Nearly 27 years ago, many public servants in Chicago’s school system and in Illinois were promised what seemed reasonable at that time of high inflation.
Lawmakers in Springfield agreed that pension payments would compound by 3 percent every year for retired city public school teachers and for participants in five state government retirement plans.
Ten years later, in 1999, members of the city of Chicago’s Laborers and Municipal Employees pension funds received the same promise.
It’s turned out to be a more than square deal for public employees.
OPINION
The increases often are referred to as cost of living adjustments, or COLA. But the 3 percent annual hikes in pension payments have far outstripped inflation, according to U.S. government data.
That’s been especially true for the past few years. The actual cost of living as measured by the federal Consumer Price Index went up just 0.1 percent last year. It followed modest rises of 1.6 percent in 2014, 1.5 percent in 2013 and 2.1 percent in 2012.
You have to go back to 2011, when inflation was 3.2 percent, for the last time the cost of living in this country increased at a faster rate than pension payments for many Chicago and state retirees.
And this isn’t merely a recent trend. In only six of the past 24 years has the rate of inflation been higher than 3 percent.
Pensioners have come out far ahead. Let’s take the example of a public employee whose pension was $40,000 upon retirement in 1999.
Factoring in the 3 percent COLA, his or her pension would be $66,113.91 this year.
Had those pension payments grown at the rate of inflation, though, the annual amount due to the employee would be $57,445.62.
Some public pensioners, including former Chicago police and firefighters and retired park district employees, instead get increases based on simple interest rather than compounded interest. Even so, their pensions have outstripped inflation. A cop or firefighter who was entitled to $40,000 a year upon retirement in 1999 is getting about $60,000 a year in pension payments now.
It’s easy to see why COLA’s effect on public finances has been as toxic as the effect of cola drinks for a diabetic.
A third of the state’s unfunded pension liability of $110 billion is due to the 3 percent compounded increases in pensions, says Laurence Msall, president of the nonprofit Civic Federation.
“Nothing drives Illinois further away from everyone else than the 3 percent compounded,” he says. “Most states do it based on simple interest. Only Illinois does 3 percent compounded annually.”
Politicians made the commitment but never figured out how to pay for it all.
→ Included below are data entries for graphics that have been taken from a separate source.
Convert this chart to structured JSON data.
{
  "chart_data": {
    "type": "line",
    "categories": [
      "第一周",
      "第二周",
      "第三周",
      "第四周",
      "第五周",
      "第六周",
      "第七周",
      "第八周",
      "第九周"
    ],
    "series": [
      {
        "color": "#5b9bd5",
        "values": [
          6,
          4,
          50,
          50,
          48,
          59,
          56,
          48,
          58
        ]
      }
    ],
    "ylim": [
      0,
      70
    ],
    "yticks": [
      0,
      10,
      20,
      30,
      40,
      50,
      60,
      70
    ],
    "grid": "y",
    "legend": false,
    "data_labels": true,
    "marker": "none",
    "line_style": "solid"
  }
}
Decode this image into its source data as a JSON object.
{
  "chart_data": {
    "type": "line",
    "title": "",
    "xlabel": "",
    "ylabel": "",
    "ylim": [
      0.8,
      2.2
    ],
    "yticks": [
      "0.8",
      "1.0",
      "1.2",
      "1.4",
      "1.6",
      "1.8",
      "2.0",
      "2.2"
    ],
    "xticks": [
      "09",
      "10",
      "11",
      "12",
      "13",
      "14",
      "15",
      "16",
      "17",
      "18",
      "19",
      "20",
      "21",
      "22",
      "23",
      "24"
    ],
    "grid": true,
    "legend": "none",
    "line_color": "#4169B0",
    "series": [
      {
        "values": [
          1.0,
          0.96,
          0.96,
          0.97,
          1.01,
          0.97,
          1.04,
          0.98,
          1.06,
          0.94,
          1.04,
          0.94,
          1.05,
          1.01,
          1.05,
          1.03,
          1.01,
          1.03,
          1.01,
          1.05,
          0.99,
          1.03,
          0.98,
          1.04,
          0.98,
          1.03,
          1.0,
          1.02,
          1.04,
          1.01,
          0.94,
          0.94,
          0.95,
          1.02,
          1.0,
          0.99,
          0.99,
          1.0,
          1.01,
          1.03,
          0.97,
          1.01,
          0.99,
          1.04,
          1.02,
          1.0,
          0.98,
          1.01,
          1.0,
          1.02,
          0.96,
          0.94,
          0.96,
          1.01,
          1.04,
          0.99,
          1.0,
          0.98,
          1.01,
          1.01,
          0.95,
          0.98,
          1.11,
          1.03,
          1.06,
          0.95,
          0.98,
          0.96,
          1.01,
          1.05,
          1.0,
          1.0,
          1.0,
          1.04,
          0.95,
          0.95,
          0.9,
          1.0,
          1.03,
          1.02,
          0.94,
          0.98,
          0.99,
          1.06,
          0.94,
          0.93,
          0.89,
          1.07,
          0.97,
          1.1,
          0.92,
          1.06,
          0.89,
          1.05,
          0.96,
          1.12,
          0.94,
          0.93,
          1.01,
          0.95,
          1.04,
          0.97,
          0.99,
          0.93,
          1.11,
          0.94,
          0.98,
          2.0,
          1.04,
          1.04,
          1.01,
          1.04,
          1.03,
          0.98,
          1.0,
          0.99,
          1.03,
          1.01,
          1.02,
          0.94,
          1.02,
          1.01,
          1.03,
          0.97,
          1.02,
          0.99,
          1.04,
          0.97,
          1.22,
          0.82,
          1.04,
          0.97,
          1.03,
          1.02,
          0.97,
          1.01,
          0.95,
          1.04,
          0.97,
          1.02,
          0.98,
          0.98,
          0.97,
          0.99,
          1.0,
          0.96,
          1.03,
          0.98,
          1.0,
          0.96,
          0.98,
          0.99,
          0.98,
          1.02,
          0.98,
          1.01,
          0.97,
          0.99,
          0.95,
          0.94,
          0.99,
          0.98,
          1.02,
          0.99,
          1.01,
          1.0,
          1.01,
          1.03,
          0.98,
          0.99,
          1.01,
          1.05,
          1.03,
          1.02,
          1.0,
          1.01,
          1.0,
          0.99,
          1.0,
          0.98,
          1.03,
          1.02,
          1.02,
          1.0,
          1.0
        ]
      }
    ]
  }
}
Now there appears to be little that can be done about the situation, because of the unequivocal protection for pensions in the state constitution.
But if there’s no money left in pension funds, what value would those promises have?
Making the situation worse still are expectations that pension funds will earn investment returns of as much as 8 percent a year. Returns for the city’s four pension funds “ranged from -1.5 percent to +1.8 percent” in 2015, according to Moody’s Investors Service.
In a statement Friday, the Wall Street bond-rating agency said Mayor Rahm Emanuel’s plan to delay increasing funding for police and fire pensions will cost the city dearly in the long run.
The mayor’s office responded with a churlish statement accusing Moody’s of possibly harboring “a desire to hurt Chicago, rather than help it thrive.”
There’s no apparent reason why that would be. Moody’s is simply stating the grim facts.
You’d have to be drinking something far stronger than cola to not see how bad things are for the city and the state.